For example, California dreamin’ wasn’t a thing — or maybe, in fact, it was — in the mid-17th century, when European explorers were just getting a fix on what would become, three hundred years later, La La Land.
Joan Vinckeboons (aka Johannes Vingboons), a prominent Dutch mapmaker and artist in the 17th century, thought California was a large island off the coast of North America, much the same way England was a large island off the coast of Europe.
Spanish and Portuguese explorers had been traveling through Mexico and Central America for a century before the map was made, with Portugese-born João Rodrigues Cabrilho being the first to explore the coast of what is now California in 1542 and 1543, dropping anchor in San Diego Bay. They called it ”Alta California” and discovered that Native Americans had been living there for ages. Vinckeboons executed this map circa 1650, more than 100 years later, but still two decades before a permanent European settlement was established on the California coast, by which time they had learned that California was, in fact, not an island.
Still, by the early 18th century, the elite of Europe knew the planet’s broad, continental outlines, as seen in this map by one of the great cartographers of the era, France’s Guillaume de L’Isle.
You’ll notice that western part of North America is a squared-off blank, and that’s where our last map comes in, courtesy of the redoubtable team of Meriwether Lewis and William Clark. Below is an 1803 map that they used in the planning stages of their voyage.

Lewis and Clark’s map of the west, circa 1803, just before they set out. Geography and Maps Division.
In this close-up, you can see some of Lewis’ notations in brown ink. This detail is from what is now Canada, with Lake Manitoba to the right.

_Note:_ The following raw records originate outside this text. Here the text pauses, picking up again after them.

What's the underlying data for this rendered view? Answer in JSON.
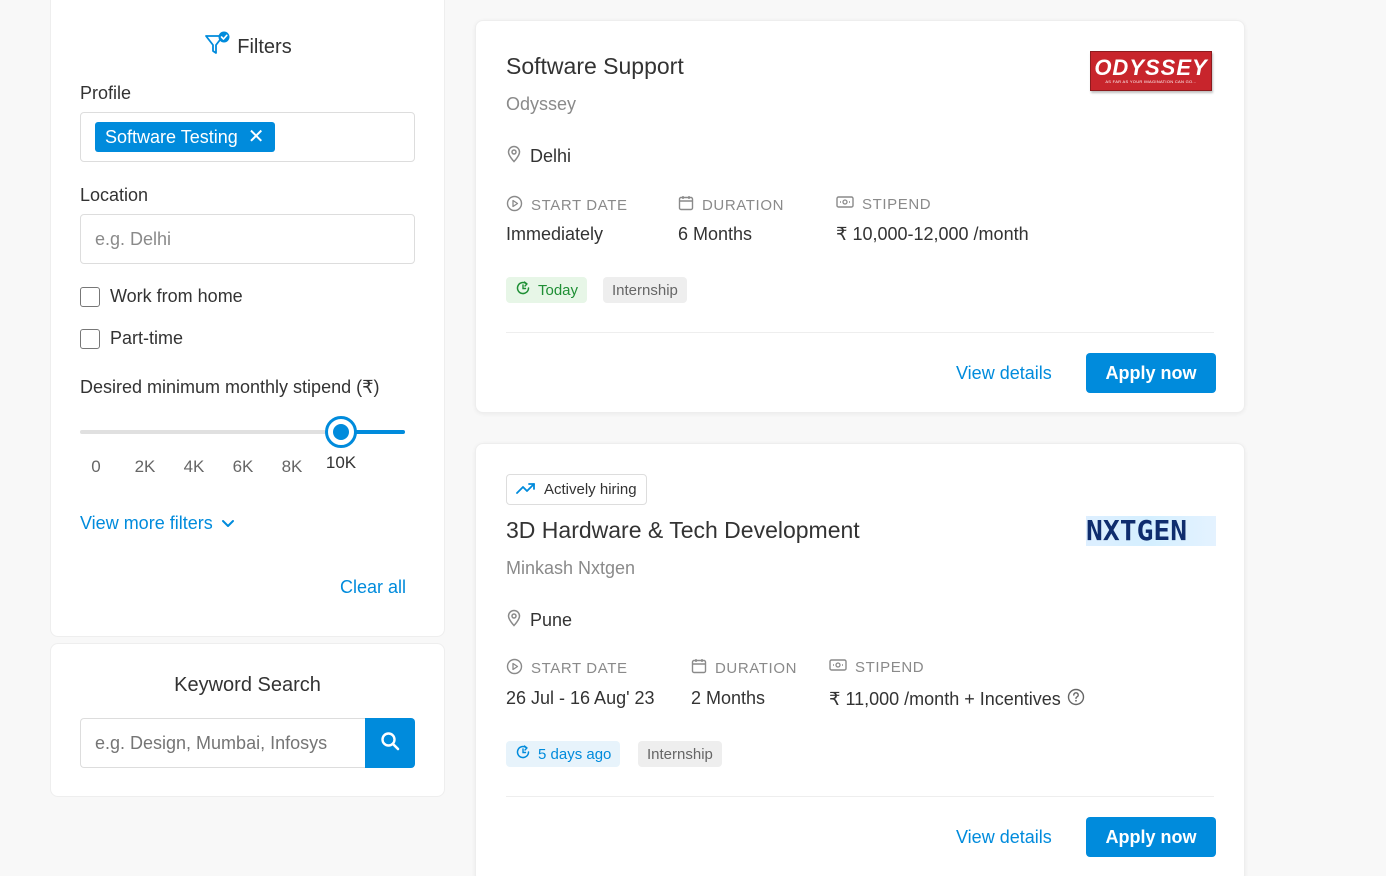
{
  "filters": {
    "title": "Filters",
    "profile_label": "Profile",
    "profile_chip": "Software Testing",
    "location_label": "Location",
    "location_placeholder": "e.g. Delhi",
    "work_from_home": "Work from home",
    "part_time": "Part-time",
    "stipend_label": "Desired minimum monthly stipend (₹)",
    "stipend_ticks": [
      "0",
      "2K",
      "4K",
      "6K",
      "8K",
      "10K"
    ],
    "stipend_selected": "10K",
    "view_more": "View more filters",
    "clear_all": "Clear all"
  },
  "keyword": {
    "title": "Keyword Search",
    "placeholder": "e.g. Design, Mumbai, Infosys"
  },
  "labels": {
    "start_date": "START DATE",
    "duration": "DURATION",
    "stipend": "STIPEND",
    "view_details": "View details",
    "apply_now": "Apply now"
  },
  "cards": [
    {
      "title": "Software Support",
      "company": "Odyssey",
      "logo_text": "ODYSSEY",
      "logo_tagline": "AS FAR AS YOUR IMAGINATION CAN GO...",
      "location": "Delhi",
      "start_date": "Immediately",
      "duration": "6 Months",
      "stipend": "₹ 10,000-12,000 /month",
      "posted": "Today",
      "type": "Internship"
    },
    {
      "hiring_badge": "Actively hiring",
      "title": "3D Hardware & Tech Development",
      "company": "Minkash Nxtgen",
      "logo_text": "NXTGEN",
      "location": "Pune",
      "start_date": "26 Jul - 16 Aug' 23",
      "duration": "2 Months",
      "stipend": "₹ 11,000 /month + Incentives",
      "posted": "5 days ago",
      "type": "Internship"
    }
  ],
  "colors": {
    "accent": "#008bdc",
    "today_badge": "#1f8f35",
    "logo_red": "#c8252c"
  }
}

The upside-down writing in the center reads, “the river that calls.” That was the English translation of its Cree name, Catabuysepu, and it was said to be haunted by spirits that wailed during the night, according to the journals of fur traders who worked in the region during the era. Today, it is the Assiniboine River, named for another Native American tribe of the region.

Lake Manitoba, Canada, lies on the right of the map.

The vastness of the unknown: “Conjectiral” (sic) on the early map of Lewis and Clark.